If you have ever wondered how the chip works inside the SIM card of your mobile, the credit card of your mobile or the electronic key of the last hotel you stayed in. Let us tell you that all of them are Smart Cards and have a common function.
What is a Smart Card?
A Smart Card is a plastic card that includes an integrated circuit inside. Said integrated circuit can be a security microcontroller with or without internal memory or include only one memory chip. All Smart Cards can be connected to a dedicated reader to be able to read their data or through contactless through a dedicated radio interface.
Smart Cards have the following utilities:
- They are used for credit or debit cards.
- Different types of SIM cards in smartphones are Smart Cards.
- Personnel cards in many companies, which allow them to clock in and out.
- They are used to provide secure access to private networks.
- As a system to prevent piracy in cable and satellite television services. Currently in extinction.
How does a Smart Card work?
Most Smart Cards are memory cards, so they do not contain an integrated microcontroller and require the reader to directly process the data included on the card, however there are variants whose integrated circuit contains a microcontroller, the which in many cases replaces the classic magnetic strip that they used
The microcontroller contained in the Smart Cards is no different than any other microcontroller on the market. Which integrates in a single piece of hardware several KB of RAM memory, several tens of KB of ROM memory already recorded in origin and several KB of programmable ROM memory.
Depending on the type of application and the sensitivity of the data, a microcontroller will be implemented or not, whose task is to ensure that the data included in the memory of the card is not accessed illegally.
How does a smart card communicate?
Regardless of the type of hardware we are talking about, Smart Cards communicate using 7 different pins. Which are the following:
- VCC: Since Smart Cards do not have a power supply inside, they need the card reader to power the card. It does so through this type with a voltage +5 V DC.
- GND: Grounding.
- CLOCK: The clock signal of the Smart Card, marks the pulse to which the data is sent.
- Vp: The programming voltage serves to manipulate the data in the programmable ROM, whether to add new ones, delete them or overwrite them.
- I / O: The pin through which data is transmitted to and from the Smart Card. Being a single pin we are faced with a serial interface.
- Some Smart Cards have two additional pins to communicate with a USB interface external. Although not all Smart Cards have these pins active and they are only used in specific cases.
How is memory organized on a Smart Card?
Some Smart Cards, having a microcontroller inside, therefore have RAM memory so that said microcontroller can work. This memory is called Working RAM or Working RAM and like conventional RAM this depends on the card receiving powerTherefore, once the Smart Card is removed from the reader, your data will be lost forever.
Apart from working RAM, Smart Cards with microcontroller contain a ROM where the operating system of the same is located. This ROM is several kilobytes and tthe different encryption and security algorithms that are executed by the microcontroller are encoded inside and that are essential for certain applications. RAM is read-only and is built into the Smart Card during manufacture, eg.or so your data cannot be modified.
Inside the ROM there is an area called the secret ROM, this includes highly sensitive information, among the data that are usually stored are the following:
- The unique key of the manufacturer, which only exists one for each card manufactured and will be used for the encryption and decryption exercises carried out by the card’s microcontroller.
- The user keys, which contains the PIN of the credit card or mobile phone. In some models of Smart Cards, this data is found in the programmable ROM. Which makes them less secure.
- A secret code, which is used to avoid duplicates and forgeries of the card.

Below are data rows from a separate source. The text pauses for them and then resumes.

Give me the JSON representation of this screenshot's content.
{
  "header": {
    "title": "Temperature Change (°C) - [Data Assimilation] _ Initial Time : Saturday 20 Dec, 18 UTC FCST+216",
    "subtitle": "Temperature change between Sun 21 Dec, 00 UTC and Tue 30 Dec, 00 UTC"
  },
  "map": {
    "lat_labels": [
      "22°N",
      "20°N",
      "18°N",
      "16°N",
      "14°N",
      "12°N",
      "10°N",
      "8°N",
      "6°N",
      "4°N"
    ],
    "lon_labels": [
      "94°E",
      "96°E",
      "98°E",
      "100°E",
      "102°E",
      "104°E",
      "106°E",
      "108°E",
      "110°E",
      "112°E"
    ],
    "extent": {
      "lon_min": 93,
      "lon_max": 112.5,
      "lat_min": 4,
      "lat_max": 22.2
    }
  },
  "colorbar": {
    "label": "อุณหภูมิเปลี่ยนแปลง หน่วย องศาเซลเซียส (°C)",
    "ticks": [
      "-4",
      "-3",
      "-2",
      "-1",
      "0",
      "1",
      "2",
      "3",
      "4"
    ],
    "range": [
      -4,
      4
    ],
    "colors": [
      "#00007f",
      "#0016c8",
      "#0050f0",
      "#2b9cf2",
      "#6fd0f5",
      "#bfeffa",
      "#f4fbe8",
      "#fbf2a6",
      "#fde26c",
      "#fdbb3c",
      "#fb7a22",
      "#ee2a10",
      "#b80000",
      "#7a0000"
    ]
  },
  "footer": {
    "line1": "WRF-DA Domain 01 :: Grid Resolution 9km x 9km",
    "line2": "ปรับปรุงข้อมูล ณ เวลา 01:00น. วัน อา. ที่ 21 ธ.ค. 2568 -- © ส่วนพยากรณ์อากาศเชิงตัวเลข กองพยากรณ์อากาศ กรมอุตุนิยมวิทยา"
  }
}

The last memory is the programmable ROM, this is a type of ROM that can be rewritten through electrical signals. So we are facing an EEPROM memory. Not all smart card readers have the ability to manipulate programmable ROM, but others do. For example, an ATM does have this capacity, but a simple USB reader does not have this capacity.
Smart Card types
Currently we can find two types of Smart Cards being used massively by hundreds of millions of people around the world on a daily basis.
The first type of Smart Cards are those that follow the ISO 7816 standard, but are memory cards and can contain inside a ROM programmable between 1 Kbit and 1 Mbit of information that can be programmed through an I2C EEPROM interface, of which between 3 Kbit-64 Kbits correspond to the secure segment that is not accessible by the interface. Among those that follow the ISO 7816 standard are the Smart Cards with integrated microcontroller. In this case, the information that your programmable ROM can store is usually not higher than the 144 KB, since you have to leave space for the microcontroller.
The third type are Contactless cards, which do not use ISO 7816 and they often use proprietary protocols for data transfer. These cards transmit data through an ultra-high frequency radio interface wirelessly, therefore they do not require a connection to a card reader and do not use the pins for communication.
And to finish we have those that have specialized microcontrollers integrated for different types and that have much more specific and concrete utilities. Among which are fingerprint reading systems and biometric systems for fluid analysis. Therefore, they also have applications in medicine, although these are apparently different from the classic Smart Cards, their operation is the same.